I moved my extended explanation from my question to a real answer. The given problem was to calculate the gradient of overlap integrals. Thanks to Erik Kjellgren I noticed that I am looking at the false problem.

So far I have calculated derivatives for cartesian coordinates. This is possible but not very helpful in case I want to have gradient for geometry optimizations. I can use a bit from my previous work with

$$ \frac{\partial}{\partial R_i}\varphi ({\bf r}; \zeta, {\bf n}, {\bf R}) = - \frac{\partial}{\partial r_i}\varphi ({\bf r}; \zeta, {\bf n}, {\bf R}) $$

and get

$$ \frac{\partial}{\partial A_i} (a || b) = 2\zeta_a ( a + {\bf 1}_i || b ) - \sum^{l_a}_{j=1} \delta_{ij}( a - {\bf 1}_j || b ). $$

This is the exactly same as in Erik Kjellgren’s answer. If I use the Obara–Saika recurrsion formula on the expression above I get the following formula.

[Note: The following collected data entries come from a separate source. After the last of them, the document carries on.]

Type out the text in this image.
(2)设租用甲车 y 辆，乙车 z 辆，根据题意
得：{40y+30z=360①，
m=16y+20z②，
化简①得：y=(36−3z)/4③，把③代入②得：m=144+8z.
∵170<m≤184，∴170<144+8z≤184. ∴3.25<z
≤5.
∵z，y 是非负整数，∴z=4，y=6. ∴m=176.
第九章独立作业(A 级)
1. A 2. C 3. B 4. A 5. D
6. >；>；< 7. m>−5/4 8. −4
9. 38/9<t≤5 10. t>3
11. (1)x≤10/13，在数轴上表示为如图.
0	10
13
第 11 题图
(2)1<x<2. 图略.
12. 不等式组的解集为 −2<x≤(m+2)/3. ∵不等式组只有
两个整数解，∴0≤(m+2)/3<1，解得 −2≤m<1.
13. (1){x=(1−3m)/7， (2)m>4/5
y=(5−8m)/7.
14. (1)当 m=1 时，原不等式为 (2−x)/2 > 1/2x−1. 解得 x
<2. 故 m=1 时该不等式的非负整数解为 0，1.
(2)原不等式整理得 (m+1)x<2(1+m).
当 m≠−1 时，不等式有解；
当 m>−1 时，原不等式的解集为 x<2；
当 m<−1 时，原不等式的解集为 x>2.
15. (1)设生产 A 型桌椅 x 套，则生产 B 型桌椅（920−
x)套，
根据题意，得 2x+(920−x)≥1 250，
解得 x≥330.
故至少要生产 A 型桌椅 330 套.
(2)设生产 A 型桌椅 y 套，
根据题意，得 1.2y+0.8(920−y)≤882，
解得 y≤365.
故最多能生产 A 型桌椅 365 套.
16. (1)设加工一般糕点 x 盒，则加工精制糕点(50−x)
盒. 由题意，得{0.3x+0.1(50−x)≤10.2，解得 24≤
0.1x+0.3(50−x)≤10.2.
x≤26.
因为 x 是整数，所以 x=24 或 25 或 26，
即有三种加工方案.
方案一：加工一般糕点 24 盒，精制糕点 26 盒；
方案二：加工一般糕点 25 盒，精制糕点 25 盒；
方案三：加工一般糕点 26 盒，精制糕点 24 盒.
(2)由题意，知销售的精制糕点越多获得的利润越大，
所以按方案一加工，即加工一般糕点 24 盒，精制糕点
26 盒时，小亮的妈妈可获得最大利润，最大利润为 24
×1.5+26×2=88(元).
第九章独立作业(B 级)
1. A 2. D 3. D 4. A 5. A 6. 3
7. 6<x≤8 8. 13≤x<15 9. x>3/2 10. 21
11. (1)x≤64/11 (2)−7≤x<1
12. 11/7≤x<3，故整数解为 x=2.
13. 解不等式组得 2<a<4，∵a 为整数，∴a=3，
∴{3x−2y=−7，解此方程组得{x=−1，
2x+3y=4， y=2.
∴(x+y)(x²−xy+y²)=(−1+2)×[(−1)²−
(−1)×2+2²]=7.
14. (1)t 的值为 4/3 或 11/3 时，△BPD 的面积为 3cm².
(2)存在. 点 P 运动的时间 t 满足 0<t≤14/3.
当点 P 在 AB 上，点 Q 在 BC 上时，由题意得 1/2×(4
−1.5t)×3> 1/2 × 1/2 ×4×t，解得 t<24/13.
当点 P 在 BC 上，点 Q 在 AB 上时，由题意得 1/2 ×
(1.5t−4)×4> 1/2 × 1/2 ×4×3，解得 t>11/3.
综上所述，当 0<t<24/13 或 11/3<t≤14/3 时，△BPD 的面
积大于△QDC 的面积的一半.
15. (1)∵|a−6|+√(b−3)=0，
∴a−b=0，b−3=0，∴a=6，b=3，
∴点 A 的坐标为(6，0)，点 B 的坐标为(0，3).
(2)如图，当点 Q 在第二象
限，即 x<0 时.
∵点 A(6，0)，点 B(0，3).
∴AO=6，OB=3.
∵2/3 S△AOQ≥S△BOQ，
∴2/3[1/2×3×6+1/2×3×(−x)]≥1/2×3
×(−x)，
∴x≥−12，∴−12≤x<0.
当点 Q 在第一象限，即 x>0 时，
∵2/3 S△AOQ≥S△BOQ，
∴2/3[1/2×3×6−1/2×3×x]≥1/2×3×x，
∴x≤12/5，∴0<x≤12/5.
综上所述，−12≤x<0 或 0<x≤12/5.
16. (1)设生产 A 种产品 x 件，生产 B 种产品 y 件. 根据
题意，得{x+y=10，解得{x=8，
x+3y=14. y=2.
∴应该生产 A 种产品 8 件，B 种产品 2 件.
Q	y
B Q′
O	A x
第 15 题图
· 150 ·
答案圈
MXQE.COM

$$ \frac{\partial}{\partial A_i} (a || b) = 2\zeta_a \Bigl( (P_i-A_i)(a||b) + \sum^{l_a}_{j=1} \delta_{ij}\frac 1{2\zeta}( a - {\bf 1}_j || b ) + \sum^{l_b}_{k=1} \delta_{ik}\frac 1{2\zeta}( a || b - {\bf 1}_k ) \Bigr) - \sum^{l_a}_{j=1} \delta_{ij}( a - {\bf 1}_j || b ) $$

From here on I cannot go any further. The equation I have derived now does not look easy anymore, but I think it is fine, all intermediates are available from the calculation of the overlap integral itself, so I don’t need any additional expensive calculations.